Using Device Plug-ins

What Device Plug-ins Do

Device plug-ins allow you to use a particular device type (GPU, InfiniBand, or other similar computing resources that require vendor-specific initialization and setup) in your OKD pod without needing to write custom code. The device plug-in provides a consistent and portable solution to consume hardware devices across clusters. The device plug-in provides support for these devices through an extension mechanism, which makes these devices available to containers, provides health checks of these devices, and securely shares them.

OKD supports the device plug-in API, but the device plug-in containers are supported by individual vendors.

A device plug-in is a gRPC service running on the nodes (external to atomic-openshift-node.service) that is responsible for managing specific hardware resources. Any device plug-in must support following remote procedure calls (RPCs):

  1. service DevicePlugin {
  2. // GetDevicePluginOptions returns options to be communicated with Device
  3. // Manager
  4. rpc GetDevicePluginOptions(Empty) returns (DevicePluginOptions) {}
  5. // ListAndWatch returns a stream of List of Devices
  6. // Whenever a Device state change or a Device disappears, ListAndWatch
  7. // returns the new list
  8. rpc ListAndWatch(Empty) returns (stream ListAndWatchResponse) {}
  9. // Allocate is called during container creation so that the Device
  10. // Plug-in can run device specific operations and instruct Kubelet
  11. // of the steps to make the Device available in the container
  12. rpc Allocate(AllocateRequest) returns (AllocateResponse) {}
  13. // PreStartContainer is called, if indicated by Device Plug-in during
  14. // registration phase, before each container start. Device plug-in
  15. // can run device specific operations such as reseting the device
  16. // before making devices available to the container
  17. rpc PreStartContainer(PreStartContainerRequest) returns (PreStartContainerResponse) {}
  18. }

Example Device Plug-ins

For easy device plug-in reference implementation, there is a stub device plug-in in the Device Manager code: vendor/k8s.io/kubernetes/pkg/kubelet/cm/deviceplugin/device_plugin_stub.go.

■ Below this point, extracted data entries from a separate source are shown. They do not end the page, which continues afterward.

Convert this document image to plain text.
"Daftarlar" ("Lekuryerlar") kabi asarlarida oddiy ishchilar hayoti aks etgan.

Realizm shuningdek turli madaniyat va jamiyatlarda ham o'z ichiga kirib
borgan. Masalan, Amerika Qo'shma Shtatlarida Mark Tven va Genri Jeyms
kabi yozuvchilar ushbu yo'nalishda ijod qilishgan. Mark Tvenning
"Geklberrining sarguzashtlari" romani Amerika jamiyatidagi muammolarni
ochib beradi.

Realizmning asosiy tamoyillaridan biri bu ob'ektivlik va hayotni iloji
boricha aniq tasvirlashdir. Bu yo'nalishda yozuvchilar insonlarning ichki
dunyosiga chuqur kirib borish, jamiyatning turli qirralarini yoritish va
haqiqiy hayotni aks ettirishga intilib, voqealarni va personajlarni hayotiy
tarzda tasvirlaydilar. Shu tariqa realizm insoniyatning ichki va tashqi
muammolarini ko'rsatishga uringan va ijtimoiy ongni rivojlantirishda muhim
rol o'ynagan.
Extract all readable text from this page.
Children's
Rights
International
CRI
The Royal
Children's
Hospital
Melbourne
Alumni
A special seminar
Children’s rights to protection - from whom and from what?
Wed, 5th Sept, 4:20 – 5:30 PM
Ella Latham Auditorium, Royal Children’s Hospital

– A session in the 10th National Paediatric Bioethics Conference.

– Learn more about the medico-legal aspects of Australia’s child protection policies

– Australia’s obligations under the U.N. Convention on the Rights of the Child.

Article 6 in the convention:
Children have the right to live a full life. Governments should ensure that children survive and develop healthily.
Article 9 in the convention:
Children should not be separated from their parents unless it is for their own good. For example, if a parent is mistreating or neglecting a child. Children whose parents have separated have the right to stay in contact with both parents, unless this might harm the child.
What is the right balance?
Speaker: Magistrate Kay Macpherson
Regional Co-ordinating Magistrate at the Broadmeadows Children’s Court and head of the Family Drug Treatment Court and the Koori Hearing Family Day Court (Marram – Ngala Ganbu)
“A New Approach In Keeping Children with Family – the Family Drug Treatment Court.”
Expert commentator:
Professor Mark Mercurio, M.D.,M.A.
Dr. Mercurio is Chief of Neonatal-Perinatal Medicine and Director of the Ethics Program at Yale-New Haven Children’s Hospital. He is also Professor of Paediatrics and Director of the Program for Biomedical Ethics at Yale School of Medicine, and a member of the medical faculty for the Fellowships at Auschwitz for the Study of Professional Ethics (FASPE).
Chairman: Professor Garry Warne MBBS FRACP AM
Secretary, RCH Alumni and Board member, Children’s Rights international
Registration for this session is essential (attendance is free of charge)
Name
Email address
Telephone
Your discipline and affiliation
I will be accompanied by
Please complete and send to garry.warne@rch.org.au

Methods for Deploying a Device Plug-in

  • Daemonsets are the recommended approach for device plug-in deployments.

  • Upon start, the device plug-in will try to create a UNIX domain socket at /var/lib/kubelet/device-plugin/ on the node to serve RPCs from Device Manager.

  • Since device plug-ins need to manage hardware resources, access to the host file system, as well as socket creation, they must be run in a privileged security context.

  • More specific details regarding deployment steps can be found with each device plug-in implementation.